In the meantime I solved a lot of stuff I will do a push probably today, but I get a new hw and try to make it work first
- I will try the install process in a live setup, I think you answered my main concern.
- I meant something like a test framework for plugin devs. I created my plugin, fine, it is working on my machine, fine. How hard it is to try out with a fresh setup? I have no idea. (I have better idea bcs I started to go after the dockerized solutions, and found some promising images.) It would be nice to have a small writeup with "what to do steps" if sb with close to zero python ecosystem knowledge, but basic ops knowledge can follow to make sure the developed plugin will work as-is on other machines too. (But probably this is only my insecureness with the lang end ecosystem, and it's not a problem for others.)
- solved, but thx
I definitely want to use grafana. I don't think that we need to add more functionality to the webui. We have good tools and those scales better than reimplementing them again and again in every project.
There is a huge debate between pull and push data consumption. Both have pros and cons. I think in general the pull method has better "real time" performance (you don't need to do the modification/send when things change, you only need to inc/dec/set a variable). Also, most of the "problems" you mentioned are already handled. Prometheus is starting to be the de-facto monitoring solution in the docker/k8s world, I had no problem with it so far.
I'm not pleased with the concept of influx as a monitoring solution, its a kinda good timeseries db, but you need to write quite a lot machinery if you want to send/get/aggregate data (compared to prometheus, where the whole thing is handled by the server).

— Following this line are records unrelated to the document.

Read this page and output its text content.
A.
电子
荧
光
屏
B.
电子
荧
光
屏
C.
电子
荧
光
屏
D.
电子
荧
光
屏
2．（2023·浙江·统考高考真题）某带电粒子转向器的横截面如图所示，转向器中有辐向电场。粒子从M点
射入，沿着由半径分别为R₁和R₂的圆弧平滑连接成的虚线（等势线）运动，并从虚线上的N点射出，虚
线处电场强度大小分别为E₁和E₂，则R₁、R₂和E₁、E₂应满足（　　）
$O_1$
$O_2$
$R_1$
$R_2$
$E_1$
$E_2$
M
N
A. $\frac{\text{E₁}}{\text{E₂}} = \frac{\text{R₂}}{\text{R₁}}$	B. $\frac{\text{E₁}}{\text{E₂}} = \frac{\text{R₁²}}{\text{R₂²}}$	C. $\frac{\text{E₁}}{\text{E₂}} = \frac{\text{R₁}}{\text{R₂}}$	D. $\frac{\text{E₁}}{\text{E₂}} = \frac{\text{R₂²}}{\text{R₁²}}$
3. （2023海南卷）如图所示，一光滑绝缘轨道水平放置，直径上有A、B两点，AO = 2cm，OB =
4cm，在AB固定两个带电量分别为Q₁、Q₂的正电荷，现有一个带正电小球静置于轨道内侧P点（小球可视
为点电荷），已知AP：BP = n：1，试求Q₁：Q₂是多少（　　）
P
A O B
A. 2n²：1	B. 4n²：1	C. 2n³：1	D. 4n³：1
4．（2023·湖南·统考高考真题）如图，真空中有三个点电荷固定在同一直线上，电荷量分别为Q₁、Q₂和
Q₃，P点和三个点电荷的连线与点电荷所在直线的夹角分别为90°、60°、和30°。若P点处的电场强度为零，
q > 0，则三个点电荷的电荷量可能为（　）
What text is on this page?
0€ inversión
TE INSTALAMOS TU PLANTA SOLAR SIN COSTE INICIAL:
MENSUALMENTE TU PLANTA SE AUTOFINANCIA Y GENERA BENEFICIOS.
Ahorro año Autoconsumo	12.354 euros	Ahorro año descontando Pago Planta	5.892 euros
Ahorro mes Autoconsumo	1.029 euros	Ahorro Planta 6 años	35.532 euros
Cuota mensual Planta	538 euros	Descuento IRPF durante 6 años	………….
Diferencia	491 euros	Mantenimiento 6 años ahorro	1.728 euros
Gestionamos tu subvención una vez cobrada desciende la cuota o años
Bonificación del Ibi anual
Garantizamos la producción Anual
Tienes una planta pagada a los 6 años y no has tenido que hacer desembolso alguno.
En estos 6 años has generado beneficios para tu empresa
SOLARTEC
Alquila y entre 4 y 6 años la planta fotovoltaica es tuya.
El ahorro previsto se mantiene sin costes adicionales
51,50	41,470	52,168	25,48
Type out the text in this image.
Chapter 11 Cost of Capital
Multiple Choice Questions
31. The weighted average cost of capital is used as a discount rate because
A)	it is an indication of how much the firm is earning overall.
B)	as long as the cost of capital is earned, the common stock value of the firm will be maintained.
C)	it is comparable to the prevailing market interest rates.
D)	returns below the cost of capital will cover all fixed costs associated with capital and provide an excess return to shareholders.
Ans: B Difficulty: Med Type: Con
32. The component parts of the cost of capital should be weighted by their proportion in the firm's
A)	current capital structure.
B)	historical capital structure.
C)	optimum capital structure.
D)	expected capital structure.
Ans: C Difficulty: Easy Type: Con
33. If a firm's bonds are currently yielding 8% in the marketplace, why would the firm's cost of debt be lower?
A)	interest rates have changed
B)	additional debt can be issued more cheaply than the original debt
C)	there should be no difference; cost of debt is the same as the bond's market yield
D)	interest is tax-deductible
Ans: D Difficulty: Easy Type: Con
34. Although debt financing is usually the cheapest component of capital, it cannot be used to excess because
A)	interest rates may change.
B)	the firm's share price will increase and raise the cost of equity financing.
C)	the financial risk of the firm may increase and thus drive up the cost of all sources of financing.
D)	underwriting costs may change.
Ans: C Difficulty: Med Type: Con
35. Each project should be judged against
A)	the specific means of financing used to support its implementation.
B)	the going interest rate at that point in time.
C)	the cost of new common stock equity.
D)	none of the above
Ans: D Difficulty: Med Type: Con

Also the clients need to know who is consuming the data, they need to handle connection errors, etc. (Compared with prom. where you open a single endpoint and you don't need to know if it is consumed by one or ten nodes with minute or in hour intervals, the only need that you need to do is generating a text output for every request.)
Also the duplicated work is not really much I think, I wrote this from the ground (without knowing python but with experience with a bunch of other programming languages) in about 8-12hr (which contains the whole install and "I have no idea what I'm doing" phase with documentation reading, and googleing "how to transform float to string in python"), I can live with it if nobody else thinks that its useful
tl;dr: I think I have a close to good output with a lot of new metrics (not commited yet); I will work towards to add my local code, and some infra code to the repo, and test how its actually works with a prom/graf setup (and later on, start a grafana dashboard)
I will check back (I hope) shortly!